Doug Paaji’s Financial Mismanagement To Blame For Surrey’s Finances, Says Surrey First!
Surrey is proposing a whopping 17.5 percent tax increase, citing the Surrey Police Service (SPS)-RCMP debacle for soaring city budget. Surrey First Councillors Linda Annis and Mike Bose say former mayor Doug McCallum’s financial mismanagement at city hall “has finally caught up with the city’s finances” and taxpayers are now facing “sticker shock” with threats of a 17.5 per cent tax increase worth more than $400 for the average home.
By PD Raj – Senior Writer DESIBUZZCanada
SURREY – Surrey is proposing a whopping 17.5 percent tax increase, citing the Surrey Police Service (SPS)-RCMP debacle for soaring city budget.
The City said this week that the 2023 Draft Operating Budget has been built without a decision on policing in Surrey, and the financial model is predicated on retaining the RCMP as the police of jurisdiction. While maintaining the RCMP will cost an estimated $235M less to operate over five years than the Surrey Police Service (SPS), there remains a shortfall of $116.6M created by the transition process. As a result, a proposed 9.5% General Property Tax increase to fund the 2023 Policing.

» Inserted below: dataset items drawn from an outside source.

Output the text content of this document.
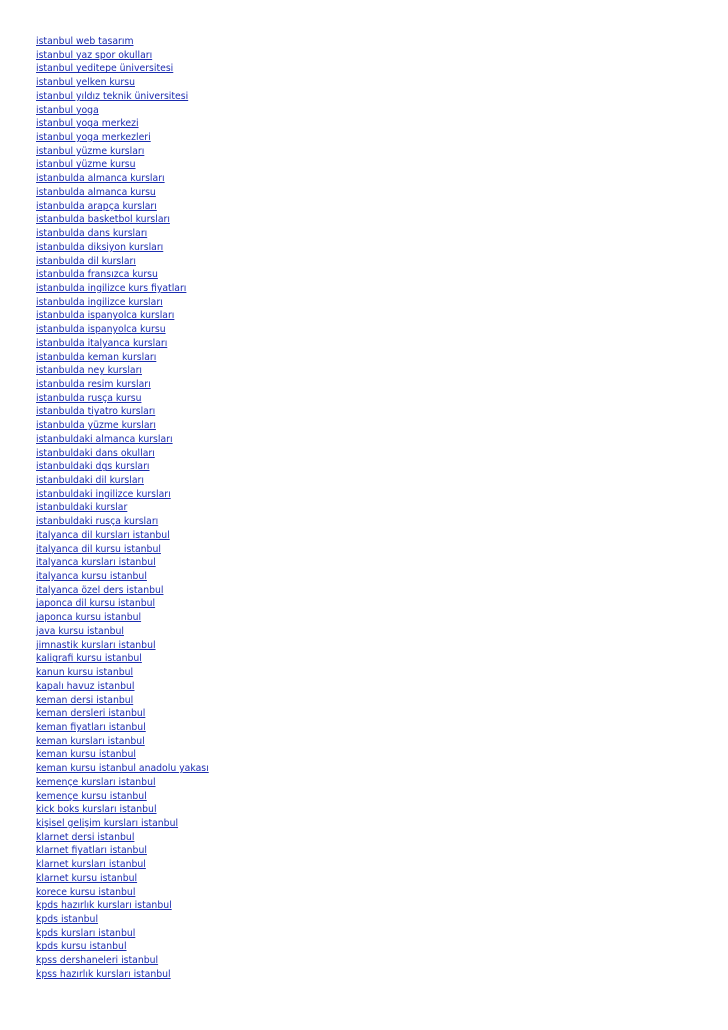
istanbul web tasarım
istanbul yaz spor okulları
istanbul yeditepe üniversitesi
istanbul yelken kursu
istanbul yıldız teknik üniversitesi
istanbul yoga
istanbul yoga merkezi
istanbul yoga merkezleri
istanbul yüzme kursları
istanbul yüzme kursu
istanbulda almanca kursları
istanbulda almanca kursu
istanbulda arapça kursları
istanbulda basketbol kursları
istanbulda dans kursları
istanbulda diksiyon kursları
istanbulda dil kursları
istanbulda fransızca kursu
istanbulda ingilizce kurs fiyatları
istanbulda ingilizce kursları
istanbulda ispanyolca kursları
istanbulda ispanyolca kursu
istanbulda italyanca kursları
istanbulda keman kursları
istanbulda ney kursları
istanbulda resim kursları
istanbulda rusça kursu
istanbulda tiyatro kursları
istanbulda yüzme kursları
istanbuldaki almanca kursları
istanbuldaki dans okulları
istanbuldaki dgs kursları
istanbuldaki dil kursları
istanbuldaki ingilizce kursları
istanbuldaki kurslar
istanbuldaki rusça kursları
italyanca dil kursları istanbul
italyanca dil kursu istanbul
italyanca kursları istanbul
italyanca kursu istanbul
italyanca özel ders istanbul
japonca dil kursu istanbul
japonca kursu istanbul
java kursu istanbul
jimnastik kursları istanbul
kaligrafi kursu istanbul
kanun kursu istanbul
kapalı havuz istanbul
keman dersi istanbul
keman dersleri istanbul
keman fiyatları istanbul
keman kursları istanbul
keman kursu istanbul
keman kursu istanbul anadolu yakası
kemençe kursları istanbul
kemençe kursu istanbul
kick boks kursları istanbul
kişisel gelişim kursları istanbul
klarnet dersi istanbul
klarnet fiyatları istanbul
klarnet kursları istanbul
klarnet kursu istanbul
korece kursu istanbul
kpds hazırlık kursları istanbul
kpds istanbul
kpds kursları istanbul
kpds kursu istanbul
kpss dershaneleri istanbul
kpss hazırlık kursları istanbul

“It is now clear just how much this misguided experiment to change policing in Surrey is costing Surrey residents and businesses,” said Mayor Brenda Locke. “The money wasted by the policing transition, combined with the so-called 2.9% property tax rate for four years implemented by the previous Council, means we are now having to play catch up on core City services, such as the hiring of firefighters and bylaw officers. Surrey can ill afford to continue with the police transition and we are starting to set our finances straight with this budget.”

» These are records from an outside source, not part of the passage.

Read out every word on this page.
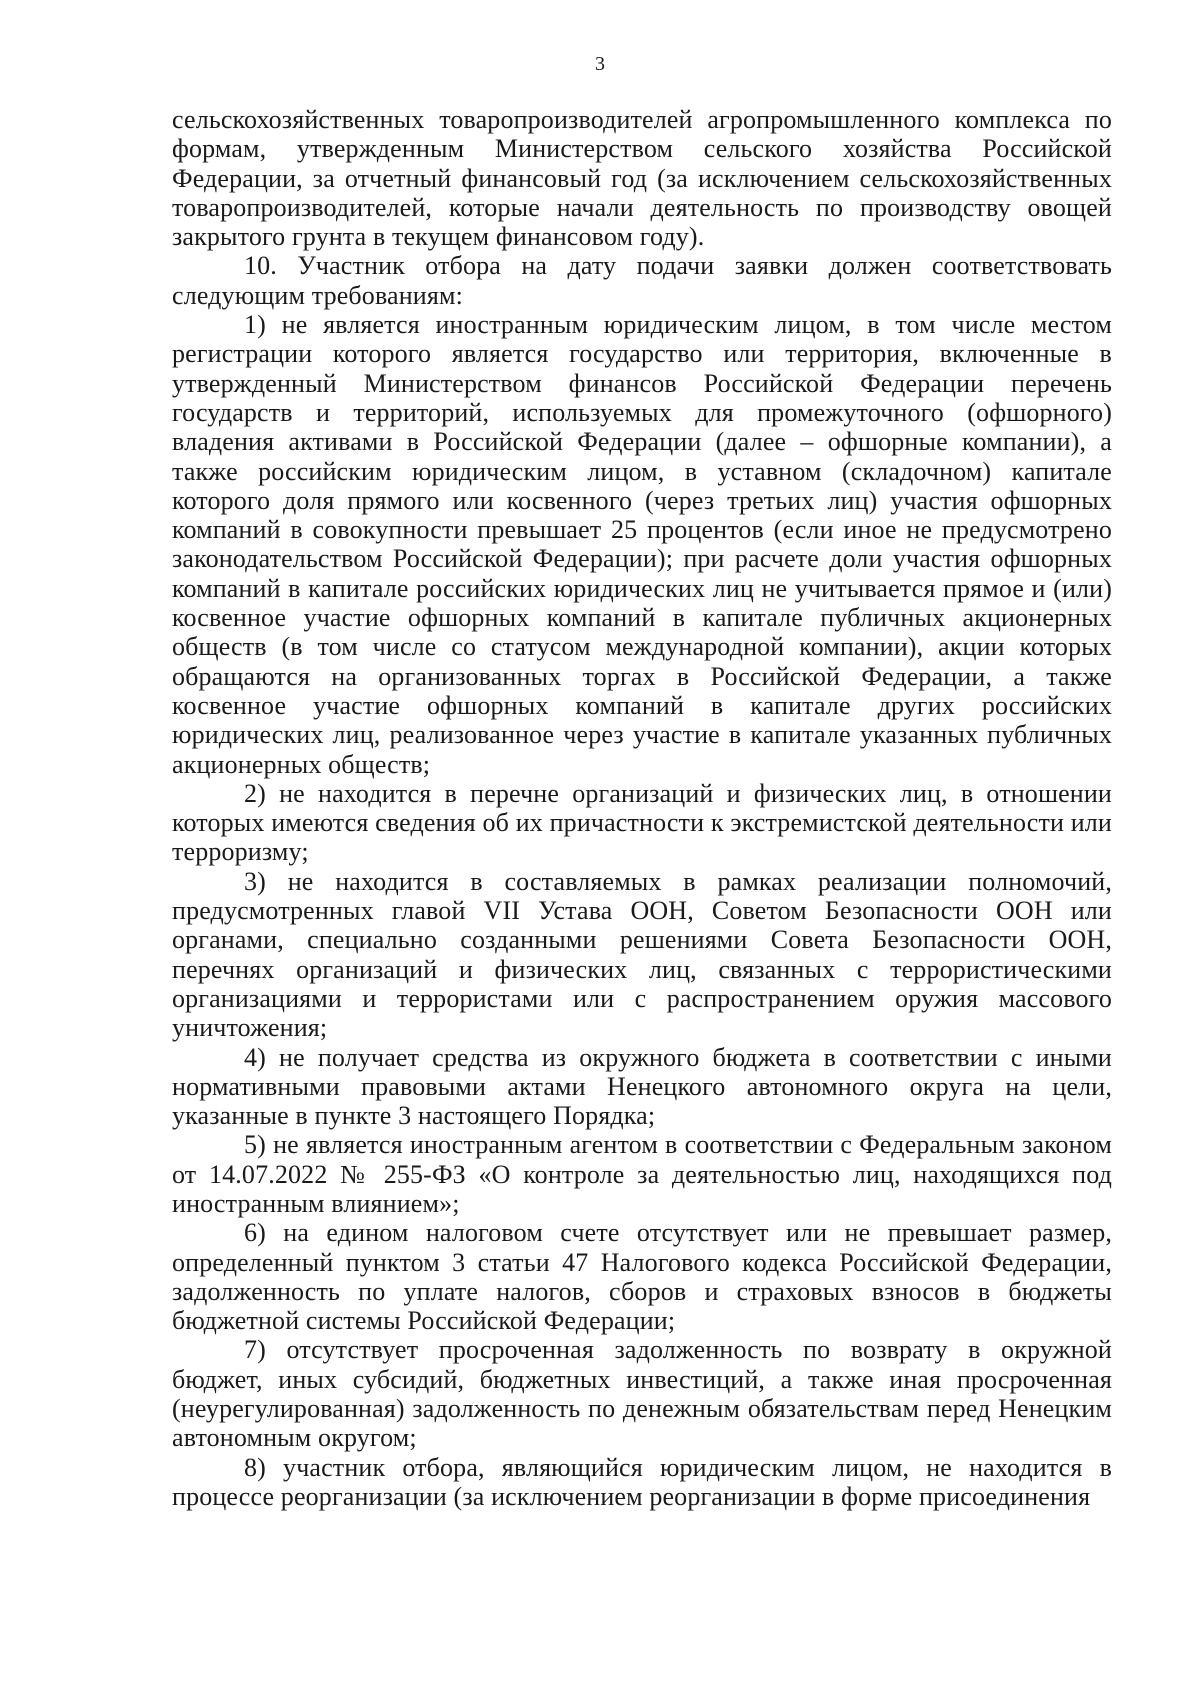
3

сельскохозяйственных товаропроизводителей агропромышленного комплекса по формам, утвержденным Министерством сельского хозяйства Российской Федерации, за отчетный финансовый год (за исключением сельскохозяйственных товаропроизводителей, которые начали деятельность по производству овощей закрытого грунта в текущем финансовом году).

10. Участник отбора на дату подачи заявки должен соответствовать следующим требованиям:

1) не является иностранным юридическим лицом, в том числе местом регистрации которого является государство или территория, включенные в утвержденный Министерством финансов Российской Федерации перечень государств и территорий, используемых для промежуточного (офшорного) владения активами в Российской Федерации (далее – офшорные компании), а также российским юридическим лицом, в уставном (складочном) капитале которого доля прямого или косвенного (через третьих лиц) участия офшорных компаний в совокупности превышает 25 процентов (если иное не предусмотрено законодательством Российской Федерации); при расчете доли участия офшорных компаний в капитале российских юридических лиц не учитывается прямое и (или) косвенное участие офшорных компаний в капитале публичных акционерных обществ (в том числе со статусом международной компании), акции которых обращаются на организованных торгах в Российской Федерации, а также косвенное участие офшорных компаний в капитале других российских юридических лиц, реализованное через участие в капитале указанных публичных акционерных обществ;

2) не находится в перечне организаций и физических лиц, в отношении которых имеются сведения об их причастности к экстремистской деятельности или терроризму;

3) не находится в составляемых в рамках реализации полномочий, предусмотренных главой VII Устава ООН, Советом Безопасности ООН или органами, специально созданными решениями Совета Безопасности ООН, перечнях организаций и физических лиц, связанных с террористическими организациями и террористами или с распространением оружия массового уничтожения;

4) не получает средства из окружного бюджета в соответствии с иными нормативными правовыми актами Ненецкого автономного округа на цели, указанные в пункте 3 настоящего Порядка;

5) не является иностранным агентом в соответствии с Федеральным законом от 14.07.2022 № 255-ФЗ «О контроле за деятельностью лиц, находящихся под иностранным влиянием»;

6) на едином налоговом счете отсутствует или не превышает размер, определенный пунктом 3 статьи 47 Налогового кодекса Российской Федерации, задолженность по уплате налогов, сборов и страховых взносов в бюджеты бюджетной системы Российской Федерации;

7) отсутствует просроченная задолженность по возврату в окружной бюджет, иных субсидий, бюджетных инвестиций, а также иная просроченная (неурегулированная) задолженность по денежным обязательствам перед Ненецким автономным округом;

8) участник отбора, являющийся юридическим лицом, не находится в процессе реорганизации (за исключением реорганизации в форме присоединения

The property tax increases proposed in the 2023 General Operating Budget are as follows:
*9.5% General Property Tax increase to fund Policing Shortfall (approximately $219 for the average single-family home).
*7.0% General Property Tax increase (approximately $161 for the average single-family home) to fund:
General inflationary pressures
*Hiring of additional 25 police officers, 20 firefighters and 10 bylaw officers for 2023
City Wide Operations (non-public safety)
*1.0% Roads and Traffic Levy. (approximately $23 for the average single-family home).
If the proposed increases are approved, the City’s portion of property taxes for the average assessed single family home in the City of Surrey would be $3,000, which would place Surrey in the middle for property taxes collected for the respective average assessed home in Metro Vancouver.
A public meeting of the Finance Committee will be held March 6 at 2pm to consider the 2023 Budget. The public can provide comment in person at the Finance Committee meeting or through written submissions. The deadline for written comments is noon on Friday, March 3, 2023.
Surrey First Councillors Linda Annis and Mike Bose say former mayor Doug McCallum’s financial mismanagement at city hall “has finally caught up with the city’s finances” and taxpayers are now facing “sticker shock” with threats of a 17.5 per cent tax increase worth more than $400 for the average home.
“Mr. McCallum’s famous and fictitious, 2.9 per cent annual tax increases, his complete lack of a plan to build much-needed infrastructure, his constant deferral of maintenance, a lack of transparency around policing, and the potential cost of shutting down the police transition, have put our city and its taxpayers in a precarious financial position,” said Annis. “At the same time, we’re still dealing with a lot of financial assumptions about the cost of keeping the Surrey Police Service, or continuing with the RCMP, and that lack of solid information has bothered me right from the start. An independent set of eyes on numbers provided by the RCMP and the SPS would have ensured we had the best and most accurate information, something we still do not have, and something that’s critical to making good financial decisions for the city. Facts, not fiction, that’s what we need as we build the 2023 budget.”
Annis said keeping the SPS would save millions in severance costs, but keeping the SPS means higher annual policing costs than those charged by the contracted RCMP.
“The Mayor says the SPS would cost about $250 million more than the RCMP over the next five years, but the SPS disputes that figure,” said Annis. “Again, we don’t have a credible third party checking any of these claims, and as a result, our 2023 budget is being built on sand rather than a bedrock of facts we can count on. For instance, the budget makes a big assumption that if the SPS is disbanded that half of the SPS members would join the RCMP. SPS members are more likely to join another municipal police service, like the Vancouver Police Department, which is looking for 100 new officers. It is unlikely that very many SPS members will decide to join the RCMP, which is a completely different organization and culture. Every police force is hiring, so it is more likely SPS members will go to municipal forces than the RCMP.”
Bose said he wants city hall to look at options, rather than imposing a damaging tax increase on families and businesses in a single year.
“There isn’t a family or business in Surrey that isn’t stretched right now, and the last thing our community needs is city hall making their lives harder,” explained Bose. “This financial mess wasn’t created by the residents of Surrey. But like every mistake made by incompetent and short-sighted politicians, taxpayers are the ones that have to clean it up. So, I’m saying to my colleagues at city hall, we should be looking at ways to limit or reduce the pain.”
Annis said one option would be a more affordable increase brought in gradually over three or four years.
“There’s an old rule in politics that you do the unpopular things early in your term, because people might forget by the next election,” said Annis. “But a 17.5 per cent increase in a single year is a lot more than many people can handle, and I doubt any of us will forget about it down the road. Frankly, it’s incumbent on all of us on council to look at the financial capacity of our citizens and find options that don’t damage families and local businesses over the long term. It’s the least we can do, particularly when the problem we’re facing started right here at city hall in the first place.”